The cartoon referred to the image of Oscar Alberto Martinez and his 23-month-old daughter, Angie Valeria, lying face down in murky water littered with reeds and discarded beer bottles.

The duo from El Salvador drowned last Sunday while attempting to cross the Rio Grande river near Brownsville to get into the United States.

On Friday, Adder took to social media saying that he had been let go by a publishing company in New Brunswick, Canada.

“The highs and lows of cartooning. Today I was just let go from all newspapers in New Brunswick,” De Adder tweeted.
His company, Brunswick News Inc. said in a statement on Sunday that “it is entirely incorrect to suggest” that it cancelled a freelance contract with de Adder over the Trump cartoon.

“This is a false narrative which has emerged carelessly and recklessly on social media,” the publishing company wrote.

It said that de Adder never offered the Trump cartoon to the company and had already decided to “bring back” another cartoonist it said was popular with readers. “[N]egotiations had been ongoing for weeks,” it stated.
De Adder tweeted that he would bounce back from losing the job and that he just had to “recoup a percentage of my weekly income.”
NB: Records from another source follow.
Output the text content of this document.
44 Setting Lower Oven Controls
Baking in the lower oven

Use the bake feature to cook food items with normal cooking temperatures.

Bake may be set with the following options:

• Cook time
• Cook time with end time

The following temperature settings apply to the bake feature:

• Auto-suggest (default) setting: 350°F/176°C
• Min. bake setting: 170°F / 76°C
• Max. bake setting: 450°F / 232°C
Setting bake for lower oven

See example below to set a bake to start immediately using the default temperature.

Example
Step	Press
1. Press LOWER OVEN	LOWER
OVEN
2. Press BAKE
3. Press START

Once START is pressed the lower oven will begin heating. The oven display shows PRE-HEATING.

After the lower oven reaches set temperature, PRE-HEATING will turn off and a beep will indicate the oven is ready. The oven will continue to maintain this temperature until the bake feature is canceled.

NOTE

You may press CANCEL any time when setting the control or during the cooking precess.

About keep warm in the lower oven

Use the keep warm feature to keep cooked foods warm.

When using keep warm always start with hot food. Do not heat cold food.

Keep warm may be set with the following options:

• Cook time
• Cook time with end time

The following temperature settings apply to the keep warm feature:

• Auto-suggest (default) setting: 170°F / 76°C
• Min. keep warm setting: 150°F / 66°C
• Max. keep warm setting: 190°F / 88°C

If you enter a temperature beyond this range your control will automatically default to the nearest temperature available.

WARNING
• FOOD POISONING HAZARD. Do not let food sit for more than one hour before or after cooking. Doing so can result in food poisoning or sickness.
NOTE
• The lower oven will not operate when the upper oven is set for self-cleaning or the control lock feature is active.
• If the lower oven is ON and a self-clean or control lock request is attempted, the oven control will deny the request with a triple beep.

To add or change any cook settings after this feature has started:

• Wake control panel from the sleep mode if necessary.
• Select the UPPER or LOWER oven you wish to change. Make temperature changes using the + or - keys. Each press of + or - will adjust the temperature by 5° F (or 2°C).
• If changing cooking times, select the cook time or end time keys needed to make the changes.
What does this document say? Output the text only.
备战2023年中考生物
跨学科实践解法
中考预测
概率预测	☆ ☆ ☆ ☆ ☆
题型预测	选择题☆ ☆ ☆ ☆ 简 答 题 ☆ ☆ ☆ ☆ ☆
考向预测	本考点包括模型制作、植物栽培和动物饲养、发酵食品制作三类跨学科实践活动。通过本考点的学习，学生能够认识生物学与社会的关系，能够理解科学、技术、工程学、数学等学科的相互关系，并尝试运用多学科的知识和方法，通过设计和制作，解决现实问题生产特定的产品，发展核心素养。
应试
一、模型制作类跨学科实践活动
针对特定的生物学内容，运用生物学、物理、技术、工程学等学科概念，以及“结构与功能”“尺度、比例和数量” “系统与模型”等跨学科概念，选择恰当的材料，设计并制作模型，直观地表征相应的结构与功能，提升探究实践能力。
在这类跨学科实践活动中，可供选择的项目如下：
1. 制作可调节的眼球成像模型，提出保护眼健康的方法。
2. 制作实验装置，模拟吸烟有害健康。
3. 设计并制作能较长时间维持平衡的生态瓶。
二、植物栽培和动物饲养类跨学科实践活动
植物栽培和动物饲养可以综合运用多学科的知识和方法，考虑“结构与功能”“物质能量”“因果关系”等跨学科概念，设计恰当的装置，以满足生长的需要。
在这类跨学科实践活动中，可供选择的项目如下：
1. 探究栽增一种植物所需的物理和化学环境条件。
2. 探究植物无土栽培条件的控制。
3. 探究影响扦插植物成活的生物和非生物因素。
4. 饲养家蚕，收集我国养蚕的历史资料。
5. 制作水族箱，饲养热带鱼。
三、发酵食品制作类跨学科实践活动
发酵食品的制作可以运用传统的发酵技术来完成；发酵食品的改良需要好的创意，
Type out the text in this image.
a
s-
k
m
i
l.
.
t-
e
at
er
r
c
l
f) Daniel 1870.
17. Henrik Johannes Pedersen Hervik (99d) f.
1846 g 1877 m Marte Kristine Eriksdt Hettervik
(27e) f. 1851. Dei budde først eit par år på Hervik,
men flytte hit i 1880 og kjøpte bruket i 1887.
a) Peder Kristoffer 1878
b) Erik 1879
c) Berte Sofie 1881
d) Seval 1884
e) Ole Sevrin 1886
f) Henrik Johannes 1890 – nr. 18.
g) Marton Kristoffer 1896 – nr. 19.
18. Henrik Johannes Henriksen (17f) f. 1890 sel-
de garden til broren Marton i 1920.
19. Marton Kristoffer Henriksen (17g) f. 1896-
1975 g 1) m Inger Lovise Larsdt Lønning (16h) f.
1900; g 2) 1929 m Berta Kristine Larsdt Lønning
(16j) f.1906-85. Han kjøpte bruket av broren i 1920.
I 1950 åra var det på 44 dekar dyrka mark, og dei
Meanwhile, Wes Tyrell, president of the Association of Canadian Cartoonists, a professional group for artists, claimed that the Brunswick newspapers avoided Trump as a subject of its cartoons — and de Adder “was doing them with regularity for the last couple of years, like any cartoonist.”

De Adder’s Trump depiction was the latest controversy surrounding political cartoons.

Earlier this month, The New York Times said it had decided to do away with editorial cartoons altogether following outrage over an errantly published an anti-Semitic cartoon in its international edition.

The US President is closely associated with the game of golf. By the time he was elected the President of America in 2016, Trump owned 17 golf courses worldwide.